Imagine the brain which entertains close to 60,000 thoughts in a day. What is the quality of the thoughts entertained? It ranges anywhere from the mundane activities of the day to severely complex problems that we face at work or in school. Where does the mind find the energy or clarity to handle these thoughts? It surely needs its own break to recharge. But so few of us make it a habit to give our mind a break.
In Sanskrit, the term for solitude is ekanta. Eka – one, and anta – the end or goal. Being with one’s own self, without distractions, is the true purpose of solitude. Do not confuse it for loneliness. Finding solitude also doesn’t mean shutting oneself in a place devoid of human presence or trekking to the mountains, far from the madding crowd. Solitude is the very capacity of our minds to shut out distracting thoughts and feelings, to focus on one’s own Self. Yes, ‘Self’.

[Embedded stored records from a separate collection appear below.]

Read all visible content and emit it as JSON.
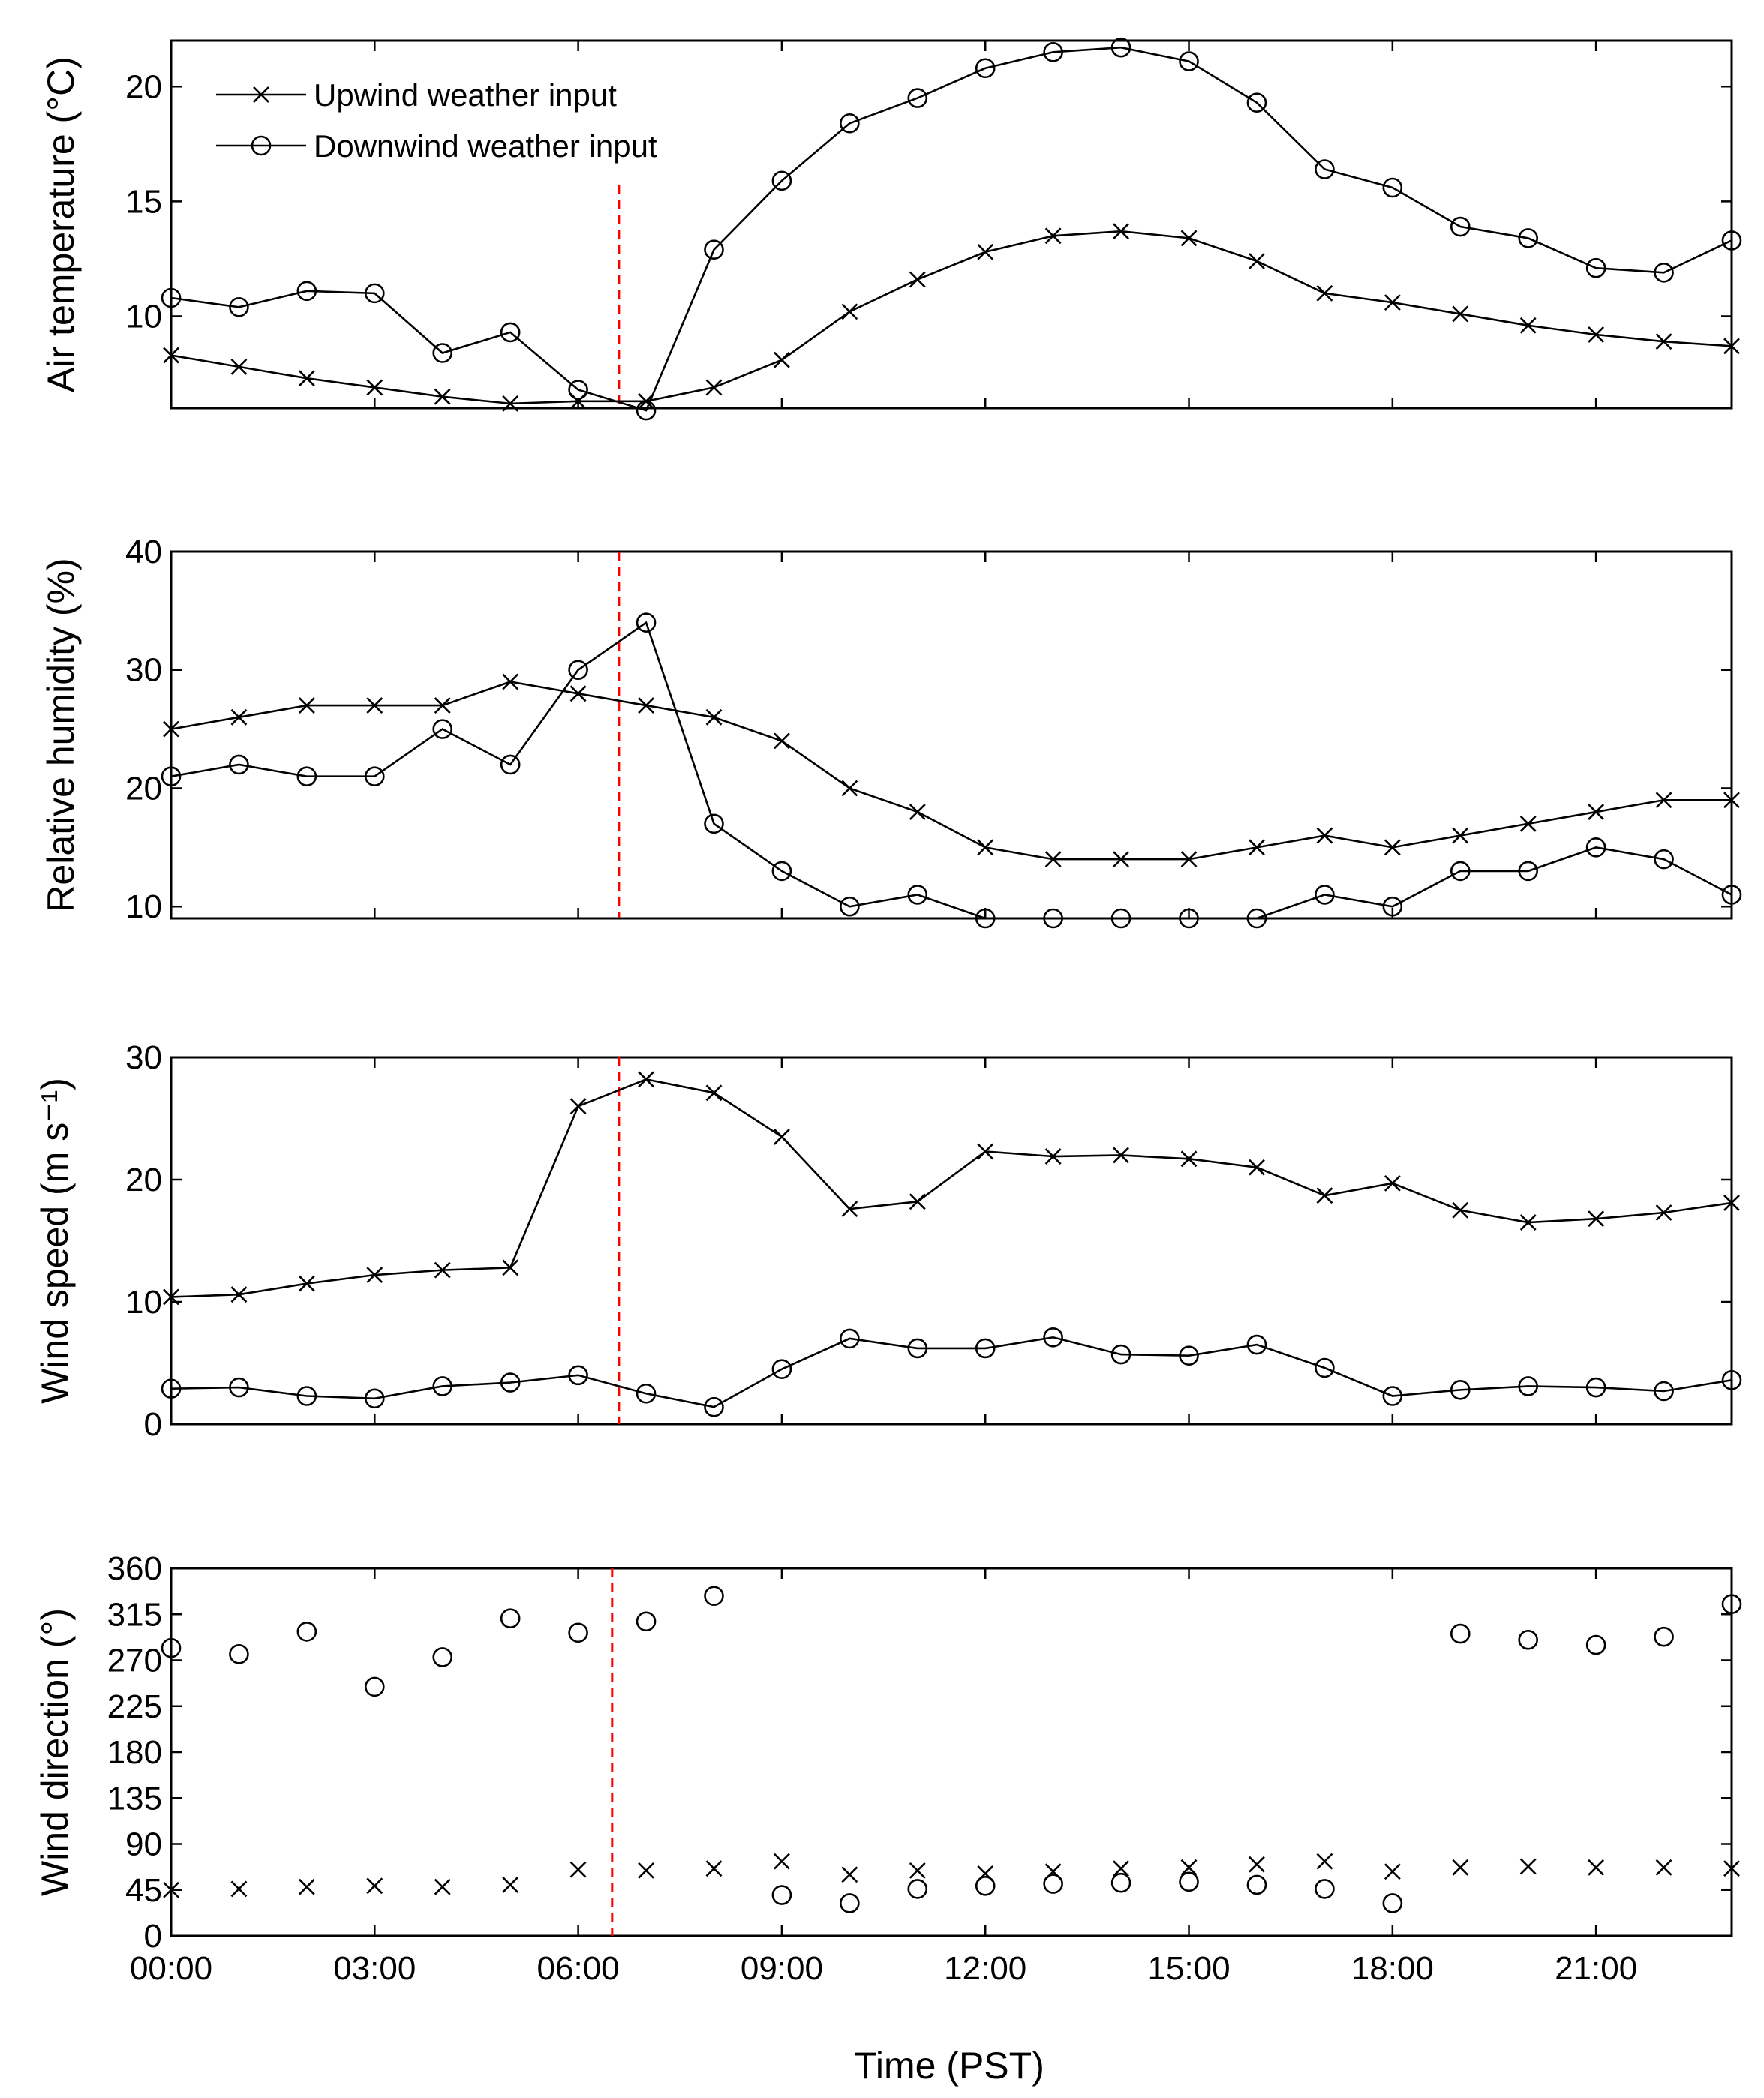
{
  "figure": {
    "xlabel": "Time (PST)",
    "legend": [
      "Upwind weather input",
      "Downwind weather input"
    ]
  },
  "colors": {
    "axis": "#000000",
    "reference_line": "#ff0000"
  },
  "chart_data": [
    {
      "type": "line",
      "id": "air-temperature",
      "ylabel": "Air temperature (°C)",
      "ylim": [
        6,
        22
      ],
      "yticks": [
        10,
        15,
        20
      ],
      "xlim": [
        0,
        23
      ],
      "x": [
        0,
        1,
        2,
        3,
        4,
        5,
        6,
        7,
        8,
        9,
        10,
        11,
        12,
        13,
        14,
        15,
        16,
        17,
        18,
        19,
        20,
        21,
        22,
        23
      ],
      "xtick_values": [
        0,
        3,
        6,
        9,
        12,
        15,
        18,
        21
      ],
      "xtick_labels": [
        "00:00",
        "03:00",
        "06:00",
        "09:00",
        "12:00",
        "15:00",
        "18:00",
        "21:00"
      ],
      "show_xtick_labels": false,
      "reference_x": 6.6,
      "series": [
        {
          "name": "Upwind weather input",
          "marker": "x",
          "line": true,
          "values": [
            8.3,
            7.8,
            7.3,
            6.9,
            6.5,
            6.2,
            6.3,
            6.3,
            6.9,
            8.1,
            10.2,
            11.6,
            12.8,
            13.5,
            13.7,
            13.4,
            12.4,
            11.0,
            10.6,
            10.1,
            9.6,
            9.2,
            8.9,
            8.7
          ]
        },
        {
          "name": "Downwind weather input",
          "marker": "o",
          "line": true,
          "values": [
            10.8,
            10.4,
            11.1,
            11.0,
            8.4,
            9.3,
            6.8,
            5.9,
            12.9,
            15.9,
            18.4,
            19.5,
            20.8,
            21.5,
            21.7,
            21.1,
            19.3,
            16.4,
            15.6,
            13.9,
            13.4,
            12.1,
            11.9,
            13.3
          ]
        }
      ]
    },
    {
      "type": "line",
      "id": "relative-humidity",
      "ylabel": "Relative humidity (%)",
      "ylim": [
        9,
        40
      ],
      "yticks": [
        10,
        20,
        30,
        40
      ],
      "xlim": [
        0,
        23
      ],
      "x": [
        0,
        1,
        2,
        3,
        4,
        5,
        6,
        7,
        8,
        9,
        10,
        11,
        12,
        13,
        14,
        15,
        16,
        17,
        18,
        19,
        20,
        21,
        22,
        23
      ],
      "xtick_values": [
        0,
        3,
        6,
        9,
        12,
        15,
        18,
        21
      ],
      "show_xtick_labels": false,
      "reference_x": 6.6,
      "series": [
        {
          "name": "Upwind weather input",
          "marker": "x",
          "line": true,
          "values": [
            25,
            26,
            27,
            27,
            27,
            29,
            28,
            27,
            26,
            24,
            20,
            18,
            15,
            14,
            14,
            14,
            15,
            16,
            15,
            16,
            17,
            18,
            19,
            19
          ]
        },
        {
          "name": "Downwind weather input",
          "marker": "o",
          "line": true,
          "values": [
            21,
            22,
            21,
            21,
            25,
            22,
            30,
            34,
            17,
            13,
            10,
            11,
            9,
            9,
            9,
            9,
            9,
            11,
            10,
            13,
            13,
            15,
            14,
            11
          ]
        }
      ]
    },
    {
      "type": "line",
      "id": "wind-speed",
      "ylabel": "Wind speed (m s⁻¹)",
      "ylim": [
        0,
        30
      ],
      "yticks": [
        0,
        10,
        20,
        30
      ],
      "xlim": [
        0,
        23
      ],
      "x": [
        0,
        1,
        2,
        3,
        4,
        5,
        6,
        7,
        8,
        9,
        10,
        11,
        12,
        13,
        14,
        15,
        16,
        17,
        18,
        19,
        20,
        21,
        22,
        23
      ],
      "xtick_values": [
        0,
        3,
        6,
        9,
        12,
        15,
        18,
        21
      ],
      "show_xtick_labels": false,
      "reference_x": 6.6,
      "series": [
        {
          "name": "Upwind weather input",
          "marker": "x",
          "line": true,
          "values": [
            10.4,
            10.6,
            11.5,
            12.2,
            12.6,
            12.8,
            26.0,
            28.2,
            27.1,
            23.5,
            17.6,
            18.2,
            22.3,
            21.9,
            22.0,
            21.7,
            21.0,
            18.7,
            19.7,
            17.5,
            16.5,
            16.8,
            17.3,
            18.1
          ]
        },
        {
          "name": "Downwind weather input",
          "marker": "o",
          "line": true,
          "values": [
            2.9,
            3.0,
            2.3,
            2.1,
            3.1,
            3.4,
            4.0,
            2.5,
            1.4,
            4.5,
            7.0,
            6.2,
            6.2,
            7.1,
            5.7,
            5.6,
            6.5,
            4.6,
            2.3,
            2.8,
            3.1,
            3.0,
            2.7,
            3.6
          ]
        }
      ]
    },
    {
      "type": "scatter",
      "id": "wind-direction",
      "ylabel": "Wind direction (°)",
      "ylim": [
        0,
        360
      ],
      "yticks": [
        0,
        45,
        90,
        135,
        180,
        225,
        270,
        315,
        360
      ],
      "xlim": [
        0,
        23
      ],
      "x": [
        0,
        1,
        2,
        3,
        4,
        5,
        6,
        7,
        8,
        9,
        10,
        11,
        12,
        13,
        14,
        15,
        16,
        17,
        18,
        19,
        20,
        21,
        22,
        23
      ],
      "xtick_values": [
        0,
        3,
        6,
        9,
        12,
        15,
        18,
        21
      ],
      "xtick_labels": [
        "00:00",
        "03:00",
        "06:00",
        "09:00",
        "12:00",
        "15:00",
        "18:00",
        "21:00"
      ],
      "show_xtick_labels": true,
      "reference_x": 6.5,
      "series": [
        {
          "name": "Upwind weather input",
          "marker": "x",
          "line": false,
          "values": [
            45,
            46,
            48,
            49,
            48,
            50,
            65,
            64,
            66,
            73,
            60,
            64,
            61,
            63,
            66,
            67,
            70,
            73,
            63,
            67,
            68,
            67,
            67,
            66
          ]
        },
        {
          "name": "Downwind weather input",
          "marker": "o",
          "line": false,
          "values": [
            282,
            276,
            298,
            244,
            273,
            311,
            297,
            308,
            333,
            40,
            32,
            46,
            49,
            51,
            52,
            53,
            50,
            46,
            32,
            296,
            290,
            285,
            293,
            325
          ]
        }
      ]
    }
  ]
}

Imagine this ‘Self’ like the sea-bed that supports the thousands of lapping waves every day. The bed doesn’t change. Though the waves are also incessant, for a brief, microsecond, we can observe that which is unchanging and constant. Between two waves, we see the bed, we feel it beneath our feet. Similarly, even as we try to silence our mind, we will be able to find those small moments, where thoughts cease to exist. This is the mind at rest.
So, what is it about the mind at rest, which makes it a strong spiritual practice? A buzzing mind will latch on to various things in its environment. It entertains feelings for people, generates ideas about events and problems, overthinks trivial matters and swings with great volatility between memories of the past and the anxieties of the future. Such a mind loses precious energy. Swami Chinmayananda emphatically calls them ‘leakages of the mind’. A pipe with so many leaks loses all its vitality eventually.
And all the objects of concern, be it things of the world, our relationships with people or even problems to be solved at school or work – they are all temporary and ever-changing. The mind then flits to the next thing. This exercise never ends. The leakages only grow with time. There’s no way to plug the holes than to actually put the mind to rest.
‘The mind at rest is a temple of joy’, Swami Chinmayananda reiterated. Find those moments of stillness and allow your mind to rest. You will find, just like the tongue and the body in deep sleep, that the mind too is fully recharged and closer to its own natural state of being. Silence those thoughts, find your solitude and just be.